A multimodal multitask deep learning model for predicting stroke lesion and functional outcomes using 4D CTP imaging and clinical metadata
Kimberly Amador, Anthony Winder, Jens Fiehler, Philip A. Barber, Matthias Wilms, Nils D. Forkert
Abstract
Acute ischemic stroke is a major global health challenge, leading to long-term disability or death without timely intervention. Among neuroimaging modalities, spatio-temporal (4D) computed tomography perfusion (CTP) is widely used to assess cerebral blood flow and guide acute treatment decisions. Beyond this role, recent studies have demonstrated its potential to predict lesion outcomes (irreversible tissue damage at follow-up) and functional outcomes (long-term functional independence). Although inherently related, these outcomes are typically modeled and predicted separately, ignoring shared patterns that could enhance predictive accuracy. Multitask learning provides a promising solution by leveraging shared representations across both related tasks. However, only a few stroke studies have adopted this approach so far, and those that did primarily relied on imaging data alone. Thus, we developed CTPredict, the first multimodal, multitask deep learning model that simultaneously predicts follow-up stroke lesions and functional outcomes (specifically, 90-day modified Rankin Scale) from 4D CTP imaging and clinical metadata.
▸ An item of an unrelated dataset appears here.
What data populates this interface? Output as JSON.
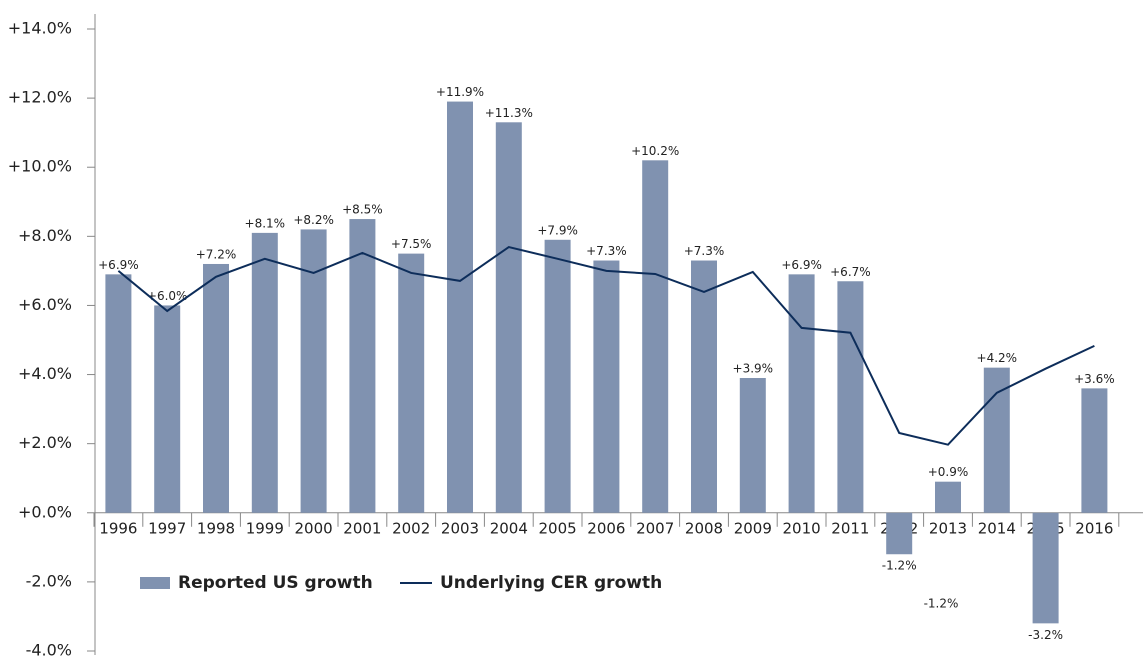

CTPredict integrates modality-specific encoders for feature extraction, a multimodal fusion module with cross-attention mechanisms to focus on relevant features from both data sources, and task-specific branches for outcome prediction, all within a computationally efficient framework for multitask learning. Evaluated on a challenging multi-center dataset of 111 AIS patients, CTPredict achieved a 0.23 Dice score and 0.77 accuracy for the lesion and functional outcome prediction tasks, respectively, outperforming single-task variants (0.21 Dice score, 0.73 accuracy). These results demonstrate the benefits of multitask learning and highlight CTPredict's potential to enable more streamlined, data-driven, and personalized stroke outcome predictions in clinical practice.